Depuis peu, Emilia a changé. Elle affirme avoir retrouvé Simon, par hasard, dans un bar. Elle l'a reconnu à sa voix, qui n'a pas changé. Lui non plus n'a pas changé d'ailleurs, les 25 années passées semblent ne jamais avoir existé pour lui.

Alors, je vais être très franche : je n'ai absolument rien compris à ce livre !
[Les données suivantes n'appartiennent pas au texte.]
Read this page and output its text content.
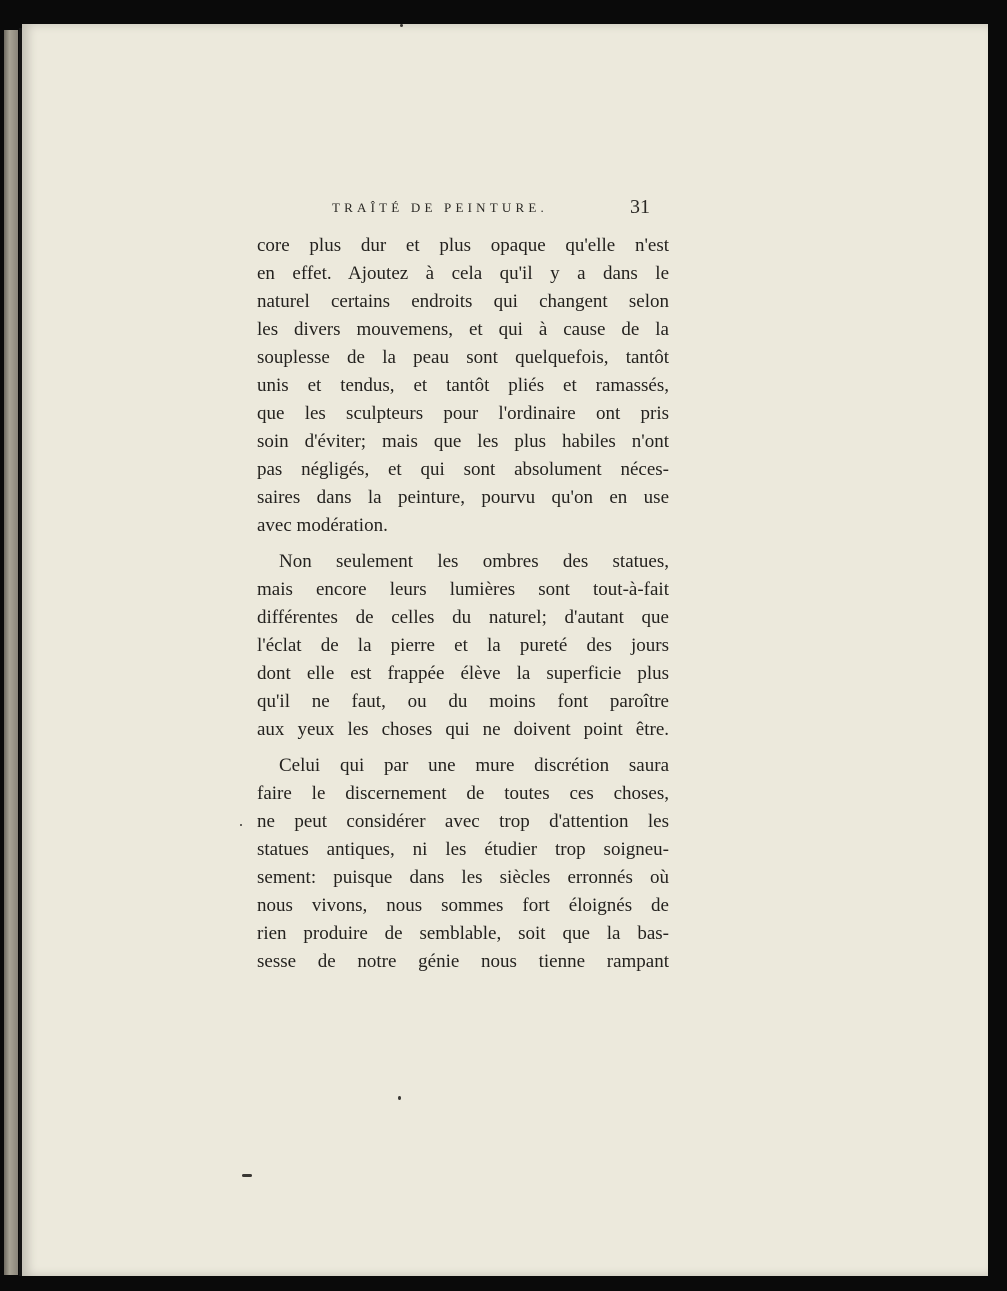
TRAÎTÉ DE PEINTURE.	31
core plus dur et plus opaque qu'elle n'est
en effet. Ajoutez à cela qu'il y a dans le
naturel certains endroits qui changent selon
les divers mouvemens, et qui à cause de la
souplesse de la peau sont quelquefois, tantôt
unis et tendus, et tantôt pliés et ramassés,
que les sculpteurs pour l'ordinaire ont pris
soin d'éviter; mais que les plus habiles n'ont
pas négligés, et qui sont absolument néces-
saires dans la peinture, pourvu qu'on en use
avec modération.
Non seulement les ombres des statues,
mais encore leurs lumières sont tout-à-fait
différentes de celles du naturel; d'autant que
l'éclat de la pierre et la pureté des jours
dont elle est frappée élève la superficie plus
qu'il ne faut, ou du moins font paroître
aux yeux les choses qui ne doivent point être.
Celui qui par une mure discrétion saura
faire le discernement de toutes ces choses,
ne peut considérer avec trop d'attention les
statues antiques, ni les étudier trop soigneu-
sement: puisque dans les siècles erronnés où
nous vivons, nous sommes fort éloignés de
rien produire de semblable, soit que la bas-
sesse de notre génie nous tienne rampant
L'auteur évoque la rencontre d'Emilia et de l'écrivain dans le café, les gens qui passent et qu'il voit par la fenêtre, le passé d'Emilia, tel qu'elle le raconte, c'est-à-dire de façon non chronologique et souvent contradictoire, des digressions analogiques et sans doute philosophiques entre l'existence d'Emilia et de Simon et les cartes qu'ils dessinaient dans leur jeunesse ou le rôle de l'écriture. le côté fantastique de l'histoire, avec ce Simon à l'abri du temps, m'a beaucoup dérangé, les délires de la presse people de la maitresse du Dr Dupuy m'ont ennuyés, je n'ai pas réussi à remettre dans le bon espace-temps l'histoire d'Emilia, entre son enfance, sa jeunesse, sa quête, sa mère, etc… Bref, intellectuellement, je suis allée au bout de ce livre, mais tourner la dernière page n'a pas mis un terme à ma perplexité quant au but de l'auteur ou l'intérêt de l'ouvrage ! Dommage !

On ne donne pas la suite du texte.